Para saber del Papa y de todo lo que se cuece en el Vaticano recomiendo que sigan al compañero Vicent Lozano, que es el seglar que más sabe. A mí me toca hablar de lo mío, pero cuesta escribir sobre política catalana porque, independientemente de que el Govern y el Parlament hagan bien o mal su trabajo, el interés ha caído en picado. Con un Govern que trabaja pero no brilla, enemigo como es de cualquier épica. Con un PSC que vence pero no acaba de convencer, y una oposición que ni está ni se la espera. Todo resulta incoloro, inodoro e insípido.

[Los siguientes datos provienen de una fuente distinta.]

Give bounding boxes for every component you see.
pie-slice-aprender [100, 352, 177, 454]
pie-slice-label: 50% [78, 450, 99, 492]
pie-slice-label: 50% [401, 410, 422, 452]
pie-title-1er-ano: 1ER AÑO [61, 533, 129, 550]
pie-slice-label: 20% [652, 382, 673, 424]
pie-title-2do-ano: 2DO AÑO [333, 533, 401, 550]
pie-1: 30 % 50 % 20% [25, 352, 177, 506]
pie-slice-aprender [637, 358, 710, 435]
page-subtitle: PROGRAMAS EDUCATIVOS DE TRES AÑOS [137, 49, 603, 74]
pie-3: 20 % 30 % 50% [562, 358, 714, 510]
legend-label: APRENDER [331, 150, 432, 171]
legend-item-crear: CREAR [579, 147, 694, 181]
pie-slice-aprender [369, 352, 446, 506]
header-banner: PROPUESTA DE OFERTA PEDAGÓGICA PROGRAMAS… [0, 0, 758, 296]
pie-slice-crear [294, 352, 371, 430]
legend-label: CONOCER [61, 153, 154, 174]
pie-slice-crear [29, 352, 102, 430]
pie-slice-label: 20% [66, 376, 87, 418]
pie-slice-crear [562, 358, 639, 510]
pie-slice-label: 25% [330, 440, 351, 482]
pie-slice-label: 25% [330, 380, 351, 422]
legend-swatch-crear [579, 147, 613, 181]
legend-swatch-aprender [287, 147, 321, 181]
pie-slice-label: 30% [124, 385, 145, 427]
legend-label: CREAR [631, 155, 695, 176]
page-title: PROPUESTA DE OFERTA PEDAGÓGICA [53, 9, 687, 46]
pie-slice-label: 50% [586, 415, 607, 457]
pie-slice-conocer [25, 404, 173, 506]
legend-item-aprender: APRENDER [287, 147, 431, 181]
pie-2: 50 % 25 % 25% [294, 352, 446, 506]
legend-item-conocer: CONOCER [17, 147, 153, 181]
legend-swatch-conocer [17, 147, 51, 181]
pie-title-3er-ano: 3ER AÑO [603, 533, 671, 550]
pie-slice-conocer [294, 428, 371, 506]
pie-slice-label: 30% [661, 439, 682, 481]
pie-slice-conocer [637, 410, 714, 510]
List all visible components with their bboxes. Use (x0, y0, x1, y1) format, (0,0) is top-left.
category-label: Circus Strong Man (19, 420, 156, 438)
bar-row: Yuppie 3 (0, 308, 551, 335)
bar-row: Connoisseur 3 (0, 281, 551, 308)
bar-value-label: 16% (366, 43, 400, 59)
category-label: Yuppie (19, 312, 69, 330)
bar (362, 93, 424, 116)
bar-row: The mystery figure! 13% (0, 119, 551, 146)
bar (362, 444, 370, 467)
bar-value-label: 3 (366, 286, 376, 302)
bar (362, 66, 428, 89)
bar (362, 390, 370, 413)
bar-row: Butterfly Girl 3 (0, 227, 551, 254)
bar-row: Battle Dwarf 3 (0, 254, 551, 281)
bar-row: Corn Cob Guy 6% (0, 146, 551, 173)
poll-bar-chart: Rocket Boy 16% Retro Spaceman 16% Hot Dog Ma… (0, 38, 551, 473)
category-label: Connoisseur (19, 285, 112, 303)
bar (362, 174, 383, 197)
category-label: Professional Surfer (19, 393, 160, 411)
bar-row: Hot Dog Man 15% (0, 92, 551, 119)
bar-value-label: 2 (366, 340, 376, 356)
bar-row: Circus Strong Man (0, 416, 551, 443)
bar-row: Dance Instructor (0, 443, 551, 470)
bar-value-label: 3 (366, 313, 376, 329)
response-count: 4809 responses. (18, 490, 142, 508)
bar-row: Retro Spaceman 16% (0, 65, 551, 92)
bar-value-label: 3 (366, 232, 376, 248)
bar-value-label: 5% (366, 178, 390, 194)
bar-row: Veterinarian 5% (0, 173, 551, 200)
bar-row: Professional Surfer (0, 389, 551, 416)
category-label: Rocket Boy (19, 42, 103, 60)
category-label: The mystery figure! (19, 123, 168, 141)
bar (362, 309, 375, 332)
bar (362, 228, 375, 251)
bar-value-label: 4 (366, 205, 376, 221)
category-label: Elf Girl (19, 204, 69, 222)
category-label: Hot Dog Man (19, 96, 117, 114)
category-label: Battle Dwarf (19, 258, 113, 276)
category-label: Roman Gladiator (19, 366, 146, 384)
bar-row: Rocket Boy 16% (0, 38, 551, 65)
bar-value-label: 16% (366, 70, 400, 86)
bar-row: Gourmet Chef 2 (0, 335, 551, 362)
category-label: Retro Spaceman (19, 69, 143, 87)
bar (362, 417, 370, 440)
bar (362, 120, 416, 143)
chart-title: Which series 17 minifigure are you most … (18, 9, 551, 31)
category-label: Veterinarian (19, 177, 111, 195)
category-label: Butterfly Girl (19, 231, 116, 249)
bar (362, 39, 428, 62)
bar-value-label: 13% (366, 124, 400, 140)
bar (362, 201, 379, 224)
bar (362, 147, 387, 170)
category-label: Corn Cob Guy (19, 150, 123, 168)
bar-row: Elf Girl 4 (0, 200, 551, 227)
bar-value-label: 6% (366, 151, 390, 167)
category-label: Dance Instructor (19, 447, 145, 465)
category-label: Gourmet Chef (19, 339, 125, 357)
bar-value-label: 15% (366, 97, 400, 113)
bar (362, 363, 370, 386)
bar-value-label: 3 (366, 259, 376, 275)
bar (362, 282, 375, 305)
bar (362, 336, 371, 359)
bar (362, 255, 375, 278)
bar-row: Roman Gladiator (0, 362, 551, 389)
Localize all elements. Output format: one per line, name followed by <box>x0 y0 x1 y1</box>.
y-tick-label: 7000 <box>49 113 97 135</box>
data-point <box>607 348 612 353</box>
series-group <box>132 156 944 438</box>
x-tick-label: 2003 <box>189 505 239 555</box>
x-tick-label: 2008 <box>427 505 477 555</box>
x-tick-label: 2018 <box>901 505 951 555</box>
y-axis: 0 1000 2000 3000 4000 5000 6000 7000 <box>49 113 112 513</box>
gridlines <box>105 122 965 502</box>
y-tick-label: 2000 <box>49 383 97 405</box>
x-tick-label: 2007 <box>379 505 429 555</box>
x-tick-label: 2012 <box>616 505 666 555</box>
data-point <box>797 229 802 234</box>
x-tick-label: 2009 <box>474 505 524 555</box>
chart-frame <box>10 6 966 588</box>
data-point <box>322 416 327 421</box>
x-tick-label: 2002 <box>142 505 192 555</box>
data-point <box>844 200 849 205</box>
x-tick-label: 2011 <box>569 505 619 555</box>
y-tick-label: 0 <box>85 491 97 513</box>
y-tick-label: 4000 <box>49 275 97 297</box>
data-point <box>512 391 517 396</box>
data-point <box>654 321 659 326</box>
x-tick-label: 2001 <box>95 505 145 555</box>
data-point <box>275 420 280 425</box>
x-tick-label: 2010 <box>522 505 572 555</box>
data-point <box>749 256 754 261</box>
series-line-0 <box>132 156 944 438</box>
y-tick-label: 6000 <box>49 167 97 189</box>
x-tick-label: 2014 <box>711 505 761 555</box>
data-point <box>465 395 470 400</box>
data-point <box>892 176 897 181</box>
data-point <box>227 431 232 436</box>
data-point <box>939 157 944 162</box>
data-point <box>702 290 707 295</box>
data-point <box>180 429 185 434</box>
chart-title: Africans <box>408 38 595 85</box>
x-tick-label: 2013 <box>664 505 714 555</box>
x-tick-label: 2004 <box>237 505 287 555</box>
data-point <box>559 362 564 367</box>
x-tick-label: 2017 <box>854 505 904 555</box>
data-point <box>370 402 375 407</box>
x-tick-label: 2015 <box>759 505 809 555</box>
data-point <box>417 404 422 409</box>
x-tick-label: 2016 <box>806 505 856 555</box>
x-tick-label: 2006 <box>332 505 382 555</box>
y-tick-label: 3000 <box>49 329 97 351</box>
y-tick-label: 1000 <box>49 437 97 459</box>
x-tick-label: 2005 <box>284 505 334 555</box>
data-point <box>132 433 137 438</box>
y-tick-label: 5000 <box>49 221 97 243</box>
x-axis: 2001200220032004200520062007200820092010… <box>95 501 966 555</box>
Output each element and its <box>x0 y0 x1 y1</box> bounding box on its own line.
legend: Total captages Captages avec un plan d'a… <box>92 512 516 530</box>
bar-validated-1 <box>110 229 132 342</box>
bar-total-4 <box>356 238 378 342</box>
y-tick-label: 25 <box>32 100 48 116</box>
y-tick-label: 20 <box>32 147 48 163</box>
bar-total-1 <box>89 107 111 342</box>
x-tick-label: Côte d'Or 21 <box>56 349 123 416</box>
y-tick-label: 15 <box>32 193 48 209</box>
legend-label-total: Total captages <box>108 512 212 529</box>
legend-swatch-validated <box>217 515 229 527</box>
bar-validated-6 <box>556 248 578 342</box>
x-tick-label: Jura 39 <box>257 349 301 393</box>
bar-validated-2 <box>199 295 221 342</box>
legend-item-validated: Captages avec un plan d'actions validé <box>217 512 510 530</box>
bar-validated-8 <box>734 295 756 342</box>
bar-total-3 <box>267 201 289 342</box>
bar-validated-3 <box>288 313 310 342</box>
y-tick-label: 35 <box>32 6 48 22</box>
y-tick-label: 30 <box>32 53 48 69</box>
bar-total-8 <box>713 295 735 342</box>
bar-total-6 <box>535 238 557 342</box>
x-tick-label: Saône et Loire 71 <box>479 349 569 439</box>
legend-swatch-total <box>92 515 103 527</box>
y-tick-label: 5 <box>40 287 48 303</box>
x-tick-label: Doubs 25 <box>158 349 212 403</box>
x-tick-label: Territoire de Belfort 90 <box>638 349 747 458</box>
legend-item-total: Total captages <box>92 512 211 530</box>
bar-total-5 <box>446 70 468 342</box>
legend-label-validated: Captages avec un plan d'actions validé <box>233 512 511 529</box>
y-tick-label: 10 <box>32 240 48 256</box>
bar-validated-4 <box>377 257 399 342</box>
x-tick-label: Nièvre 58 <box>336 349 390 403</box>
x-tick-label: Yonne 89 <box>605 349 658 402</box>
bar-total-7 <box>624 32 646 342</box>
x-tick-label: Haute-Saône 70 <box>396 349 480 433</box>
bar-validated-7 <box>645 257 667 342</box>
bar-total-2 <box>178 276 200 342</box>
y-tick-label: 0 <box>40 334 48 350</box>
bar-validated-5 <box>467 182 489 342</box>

De hecho, la política catalana se ha convertido en una actividad casi misteriosa de gente desconocida.

La gente sigue interesada y habla en las sobremesas, pero los asuntos estrictamente catalanes no pueden competir con las ocurrencias de Donald Trump, con la elección de un nuevo papa, con las guerras y el rearme, ahora con el apagón, y por supuesto, con el Barça de las remontadas, convertido en un auténtico refugio de autoestima colectiva que conviene valorar en su trascendencia. Lo suele decir la gente de la radio: “Si hablamos de política catalana, la gente cambia de emisora”. Y es comprensible que los guionistas del Polònia se busquen la vida en asuntos más importantes, dado lo difícil que debe ser crear un gag de kilómetro cero.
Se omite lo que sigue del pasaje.